Last September the federal government announced a small business hiring credit. Asked to justify the policy, finance minister Joe Oliver cited analysis by the Canadian Federation of Independent Business (CFIB), a nonprofit that represents the interests of small and mid-size business owners. It projected that the government’s policy would create 25,000 person-years of employment. By contrast, the Parliamentary Budget Officer estimated that the policy would create 800 jobs.
When journalists asked the finance minister’s office for the department’s analysis, the minister’s office directed them to the CFIB’s study. This case illustrates a shift away from policy development and analysis as the principal purview of public servants. It raises the prospect of broader engagement with civil society and citizens as government develops policy. It also presents challenges related to legitimacy, accountability, and fair representation.
Speaking to these challenges at the Digital Governance Forum, Wikinomics author Don Tapscott signaled two big opportunities for government. The first is to change the business of government. Tapscott argued that bureaucracy was a hot new management term a century ago but that we must now move beyond it. Government should release its treasure troves of data and become a platform for the self-organization of other pillars of society.
The second opportunity involves remodeling governance itself, changing the relationship between citizens and their government. The status quo is a weak public engagement model: citizens vote and leaders govern. The opposite extreme, electronic mob rule on a nightly basis, is no better. According to Tapscott, governance in the digital age should promote a second era of democracy that includes stronger representation, less vested interest and power forces, and more public deliberation and engagement.
At the forum, former federal deputy minister Rob Fonberg said that the role of public servants has shifted from policy development and analysis to policy filtering and advising and the rigid adherence to 20th century accountability structures is at odds with digital era policy analysis.
Chris Froggatt, who has served as chief of staff to federal and provincial ministers, added that the biggest changes are the speed of information flow, new tools that politicians and public leaders have access to, and vast increase in the policy content available to everyone. These developments speak directly to the opportunities identified by Tapscott.
They also highlight the importance of a central topic of discussion at the forum: the dis-intermediation of traditional governing institutions in the digital era. Who should serve as the go-between in conversations among politicians, public servants, journalists, lobbyists, advocates, and citizens? If governance in the digital era has created a dis-intermediated and distributed governance context, how should government institutions adapt? Are other players or platforms better placed to mediate discussions about public policy?
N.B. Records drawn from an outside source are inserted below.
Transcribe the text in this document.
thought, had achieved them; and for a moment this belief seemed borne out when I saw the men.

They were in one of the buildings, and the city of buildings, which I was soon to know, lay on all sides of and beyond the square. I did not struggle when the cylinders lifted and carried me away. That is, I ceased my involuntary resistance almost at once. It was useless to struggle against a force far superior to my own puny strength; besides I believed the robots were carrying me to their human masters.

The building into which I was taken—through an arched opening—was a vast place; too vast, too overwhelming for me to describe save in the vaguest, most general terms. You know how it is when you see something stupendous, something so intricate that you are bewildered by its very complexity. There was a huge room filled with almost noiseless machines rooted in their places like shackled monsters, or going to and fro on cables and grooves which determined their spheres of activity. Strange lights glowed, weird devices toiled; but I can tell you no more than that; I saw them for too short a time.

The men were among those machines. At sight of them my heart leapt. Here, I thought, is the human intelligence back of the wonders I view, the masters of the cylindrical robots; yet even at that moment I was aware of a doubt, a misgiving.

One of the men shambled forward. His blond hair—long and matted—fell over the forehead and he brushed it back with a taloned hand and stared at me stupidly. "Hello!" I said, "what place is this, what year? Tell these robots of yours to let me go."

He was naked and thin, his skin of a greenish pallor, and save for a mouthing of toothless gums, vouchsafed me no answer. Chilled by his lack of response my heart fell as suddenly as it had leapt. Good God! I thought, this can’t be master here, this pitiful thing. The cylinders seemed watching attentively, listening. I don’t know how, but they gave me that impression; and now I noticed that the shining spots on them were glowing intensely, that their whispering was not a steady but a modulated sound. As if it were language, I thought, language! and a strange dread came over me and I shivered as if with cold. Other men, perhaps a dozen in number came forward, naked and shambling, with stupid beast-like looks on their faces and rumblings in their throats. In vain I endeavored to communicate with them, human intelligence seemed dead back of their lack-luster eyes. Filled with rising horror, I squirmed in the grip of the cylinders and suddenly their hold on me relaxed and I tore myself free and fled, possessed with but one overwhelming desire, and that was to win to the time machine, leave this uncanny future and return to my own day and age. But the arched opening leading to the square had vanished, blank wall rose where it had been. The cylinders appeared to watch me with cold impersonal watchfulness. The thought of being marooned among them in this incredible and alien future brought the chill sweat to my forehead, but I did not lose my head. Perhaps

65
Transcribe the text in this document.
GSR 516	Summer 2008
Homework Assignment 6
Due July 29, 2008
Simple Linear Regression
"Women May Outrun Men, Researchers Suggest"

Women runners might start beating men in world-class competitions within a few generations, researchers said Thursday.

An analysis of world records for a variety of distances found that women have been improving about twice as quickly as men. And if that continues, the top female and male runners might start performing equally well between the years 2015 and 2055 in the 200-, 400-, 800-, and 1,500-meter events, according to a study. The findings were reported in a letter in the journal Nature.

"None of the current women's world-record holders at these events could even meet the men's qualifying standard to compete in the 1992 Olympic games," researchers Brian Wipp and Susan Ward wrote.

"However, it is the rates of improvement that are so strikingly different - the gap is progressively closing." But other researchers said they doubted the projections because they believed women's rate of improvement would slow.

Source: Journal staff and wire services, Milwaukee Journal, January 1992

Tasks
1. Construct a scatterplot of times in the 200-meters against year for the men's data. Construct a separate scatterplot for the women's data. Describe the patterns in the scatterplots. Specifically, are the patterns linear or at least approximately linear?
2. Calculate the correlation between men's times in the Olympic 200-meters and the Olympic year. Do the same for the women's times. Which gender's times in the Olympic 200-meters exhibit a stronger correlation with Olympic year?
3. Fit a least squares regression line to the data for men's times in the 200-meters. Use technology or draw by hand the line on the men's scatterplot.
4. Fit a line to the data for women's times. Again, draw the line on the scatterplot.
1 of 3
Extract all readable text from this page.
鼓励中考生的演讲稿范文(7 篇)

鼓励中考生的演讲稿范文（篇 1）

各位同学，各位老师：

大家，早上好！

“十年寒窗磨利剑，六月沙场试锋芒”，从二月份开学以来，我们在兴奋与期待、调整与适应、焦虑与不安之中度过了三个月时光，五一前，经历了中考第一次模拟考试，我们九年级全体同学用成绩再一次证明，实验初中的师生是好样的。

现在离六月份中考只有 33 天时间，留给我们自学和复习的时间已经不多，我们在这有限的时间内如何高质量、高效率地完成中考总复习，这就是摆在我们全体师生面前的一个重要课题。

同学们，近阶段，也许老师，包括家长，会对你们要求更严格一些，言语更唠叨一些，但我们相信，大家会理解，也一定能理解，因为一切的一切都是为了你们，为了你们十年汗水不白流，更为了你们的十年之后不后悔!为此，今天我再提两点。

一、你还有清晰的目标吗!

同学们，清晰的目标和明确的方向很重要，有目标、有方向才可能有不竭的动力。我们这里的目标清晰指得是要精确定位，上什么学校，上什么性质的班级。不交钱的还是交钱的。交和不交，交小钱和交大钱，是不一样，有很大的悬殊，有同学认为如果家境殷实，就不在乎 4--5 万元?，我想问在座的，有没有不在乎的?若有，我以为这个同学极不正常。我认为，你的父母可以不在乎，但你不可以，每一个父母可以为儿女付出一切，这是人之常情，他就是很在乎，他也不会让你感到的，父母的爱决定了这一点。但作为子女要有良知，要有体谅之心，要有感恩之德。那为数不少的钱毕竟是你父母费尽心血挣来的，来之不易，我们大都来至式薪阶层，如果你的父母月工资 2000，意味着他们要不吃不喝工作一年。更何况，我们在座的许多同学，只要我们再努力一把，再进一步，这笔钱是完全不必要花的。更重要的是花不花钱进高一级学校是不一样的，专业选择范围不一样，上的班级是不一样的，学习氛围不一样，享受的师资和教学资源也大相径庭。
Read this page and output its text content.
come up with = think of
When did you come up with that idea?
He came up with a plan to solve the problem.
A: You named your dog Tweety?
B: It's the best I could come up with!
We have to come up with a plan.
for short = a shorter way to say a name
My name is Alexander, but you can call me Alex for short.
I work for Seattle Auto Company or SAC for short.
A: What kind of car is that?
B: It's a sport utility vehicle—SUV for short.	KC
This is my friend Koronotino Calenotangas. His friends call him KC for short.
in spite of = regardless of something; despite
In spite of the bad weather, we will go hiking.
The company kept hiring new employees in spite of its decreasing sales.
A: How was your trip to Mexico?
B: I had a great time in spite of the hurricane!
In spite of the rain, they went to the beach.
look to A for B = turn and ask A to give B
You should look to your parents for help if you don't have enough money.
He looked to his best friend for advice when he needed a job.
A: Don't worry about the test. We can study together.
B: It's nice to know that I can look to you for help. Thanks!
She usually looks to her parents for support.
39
As one might expect, the forum did not settle on a particular way forward. Some argued for incremental change: gradual reform of the Canadian Westminster system and recognition that political parties, public servants, citizens, and others play important but distinct roles in policy decision-making processes. Others insisted that we are on the cusp of a historical revolution, like the shift from the agrarian to the industrial age, and that fundamental change to Canadian governing institutions and practices is required.
Ultimately, argued Ann Pappert, Chief Administrative Officer at the City of Guelph, these are questions about leadership. Pappert believes that government needs to free public servants from their gatekeeping roles. Sharing information and embracing uncertainty may seem counterintuitive to senior leaders who value authority and control, but in the digital era co-production is becoming the norm. Co-production collapses the space between politicians, public servants, and citizens and requires people to leave their traditional view of place-based authorities at the door.
Democracy works because citizens perceive their governments to be legitimate. Public opinion polling and declining voter turnout may soon bring this legitimacy into question, if they have not done so already. The digitally driven governance inflection point about who should lead and how transcends partisan ideology. In a dis-intermediated context, a “status quo” is elusive and the process for developing and determining public policy continues to change.
How should governing institutions respond? These are particularly pertinent questions in the lead up to the 2015 federal election and even more so thereafter. The need for digital age policy development processes will only continue to intensify in the months and years ahead.